Saturday, 13 June 2026

'The Final Toll' by JP Relph

Beneath an ash filled church, under a ruined city at the end of the world, we cling to loved ones, strangers, mostly ourselves as the bell screams like a busted hinge. 

You and me are as always, joined. You like the ancient oak: sturdy, constant – bark a little threadbare, canopy thinning. I’m more the lace-leafed ivy: entwining, dependable – somewhat moth-chewed, stems thickening. We’ve survived so many seasons, together. Stronger, together. 

A bright bouquet of weddings, a sombre wreath of funerals. Babies squalling in hand-me-down knitwear, puppies and toddlers barrelling, angry teens and veganism, help-out loans and try-to-make-Christmas, jam sticky grandkids and designer trainers, empty nests and digital photo albums. Sickness and health. Until death.

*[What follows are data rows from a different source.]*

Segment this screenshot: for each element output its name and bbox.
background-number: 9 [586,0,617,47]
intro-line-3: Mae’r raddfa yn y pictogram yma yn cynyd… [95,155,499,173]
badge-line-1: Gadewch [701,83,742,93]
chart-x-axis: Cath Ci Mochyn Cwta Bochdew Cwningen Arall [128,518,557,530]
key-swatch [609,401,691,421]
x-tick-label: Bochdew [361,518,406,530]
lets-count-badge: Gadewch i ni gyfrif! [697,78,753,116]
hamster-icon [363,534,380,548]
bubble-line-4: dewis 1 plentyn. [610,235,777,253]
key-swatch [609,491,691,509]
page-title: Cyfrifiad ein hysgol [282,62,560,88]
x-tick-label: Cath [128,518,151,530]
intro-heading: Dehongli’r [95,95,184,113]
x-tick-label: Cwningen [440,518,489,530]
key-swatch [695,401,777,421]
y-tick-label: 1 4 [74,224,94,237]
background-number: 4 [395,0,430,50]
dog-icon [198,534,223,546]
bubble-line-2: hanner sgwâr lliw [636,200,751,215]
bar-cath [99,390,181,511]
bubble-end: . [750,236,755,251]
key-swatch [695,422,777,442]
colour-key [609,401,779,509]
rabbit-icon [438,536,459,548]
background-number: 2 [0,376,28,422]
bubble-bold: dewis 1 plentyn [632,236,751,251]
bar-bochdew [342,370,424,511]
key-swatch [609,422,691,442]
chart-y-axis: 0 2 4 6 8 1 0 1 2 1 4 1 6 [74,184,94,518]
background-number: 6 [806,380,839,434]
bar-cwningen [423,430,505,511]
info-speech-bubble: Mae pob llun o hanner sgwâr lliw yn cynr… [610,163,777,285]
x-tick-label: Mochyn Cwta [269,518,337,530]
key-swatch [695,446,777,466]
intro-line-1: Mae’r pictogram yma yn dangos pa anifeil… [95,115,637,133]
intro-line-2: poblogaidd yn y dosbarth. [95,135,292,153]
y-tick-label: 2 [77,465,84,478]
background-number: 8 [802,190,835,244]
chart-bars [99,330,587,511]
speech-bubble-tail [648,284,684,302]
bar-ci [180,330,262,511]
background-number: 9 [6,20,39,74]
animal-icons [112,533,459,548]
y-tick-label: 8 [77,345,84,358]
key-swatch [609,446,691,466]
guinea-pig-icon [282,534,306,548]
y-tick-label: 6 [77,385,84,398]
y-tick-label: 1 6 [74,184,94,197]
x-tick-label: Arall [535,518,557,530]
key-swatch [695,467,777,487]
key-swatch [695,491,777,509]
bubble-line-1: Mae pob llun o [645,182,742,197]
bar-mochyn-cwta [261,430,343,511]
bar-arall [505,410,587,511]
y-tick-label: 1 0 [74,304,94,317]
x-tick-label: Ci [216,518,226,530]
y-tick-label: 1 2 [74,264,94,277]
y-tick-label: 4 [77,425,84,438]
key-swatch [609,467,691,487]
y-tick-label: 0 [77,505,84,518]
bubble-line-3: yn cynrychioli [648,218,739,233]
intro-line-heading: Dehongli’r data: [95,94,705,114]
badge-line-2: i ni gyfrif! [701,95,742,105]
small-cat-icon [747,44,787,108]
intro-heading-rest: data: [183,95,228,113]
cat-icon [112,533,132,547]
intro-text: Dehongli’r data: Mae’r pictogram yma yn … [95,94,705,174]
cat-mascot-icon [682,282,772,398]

In the shuddering basement, we pull shadow-blankets over our embrace. Leaf to branch. Perpetual. 

The bell falls. 

We don’t part.



JP Relph is a writer from Northwest England hindered by cats and a thrifting addiction. Tea helps, milk first. She has three short fiction collections and a co-authored novella in the wild. Her stories have been on the Wigleaf longlist and recommended in Ellen Datlow's Best Horror list.